Low lutein and zeaxanthin intake, she says, can put you at risk of:

  • Blindness
  • Visual impairment
  • Cataracts
  • Macular degeneration.

If doctors find insufficient levels of the carotenoids, Kostro Miller says it’s time to reevaluate your diet. “A low lutein and zeaxanthin intake may indicate that your diet is low in many nutrients,” she says. “If you suspect you are not getting enough lutein and zeaxanthin, talk to your doctor. They can prescribe additional lutein and zeaxanthin supplementation if it is truly indicated.”

Lutein and Zeaxanthin: Do You Need Both?

Research shows that lutein and zeaxanthin are more effective when used together (1). But Heiting explains that there’s no definitive research about the optimum ratio for supplementation.

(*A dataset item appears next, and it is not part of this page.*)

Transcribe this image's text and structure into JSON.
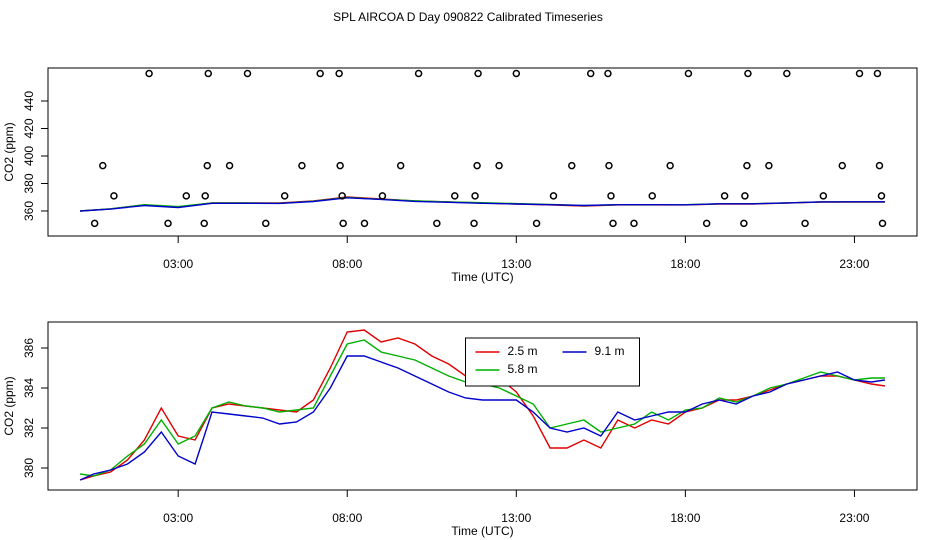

“Lutein and zeaxanthin are considered ‘isomers,’ meaning they have the same chemical formula but a slightly different arrangement of atoms in their molecules,” he says. “This difference in atomic arrangement can cause lutein and zeaxanthin to have slightly different properties.”

Heiting adds that the two carotenoids are not uniformly distributed throughout the macular pigment and that they occur in different amounts, which supports the belief that we need both for healthy eyes.

Lutein and Zeaxanthin Dosage and Quality

If you find out that you’re not getting enough lutein and zeaxanthin in your diet, Kostro Miller says the best way to boost your levels is to eat more leafy greens and vegetables.

“It is best to get lutein and zeaxanthin from food sources, since food sources have additional benefits, especially with the simultaneous intake of a fat,” she says. “For example, antioxidant-rich kale should be eaten with some olive oil so that the fat-soluble vitamins can be better absorbed.”

But if you can’t stomach kale or changing your diet seems daunting, supplementation with lutein and zeaxanthin may help, says Heiting. “Research has demonstrated that lutein and zeaxanthin supplements have increased macular pigment (MP) levels in people with low levels of MP (2),” he says, and adds that taking doses up to 20 milligrams per day is generally considered safe (3).

But Heiting warns that there is no guarantee that taking lutein and zeaxanthin supplements will lower your risk of age-related macular degeneration.

If you are interested in using supplements to boost lutein and zeaxanthin, both Heiting and Kostro Miller say to do so under the guidance of a doctor. “Supplements we find over the counter are not regulated by the FDA,” says Kostro Miller. “This raises questions about the effectiveness and potency of these supplements.

Heiting agrees. “Though these supplements appear to be safe and provide some beneficial effects in research literature, your eye doctor can help you determine if the potential benefits you might attain from them is worth the costs associated with long-term supplementation.”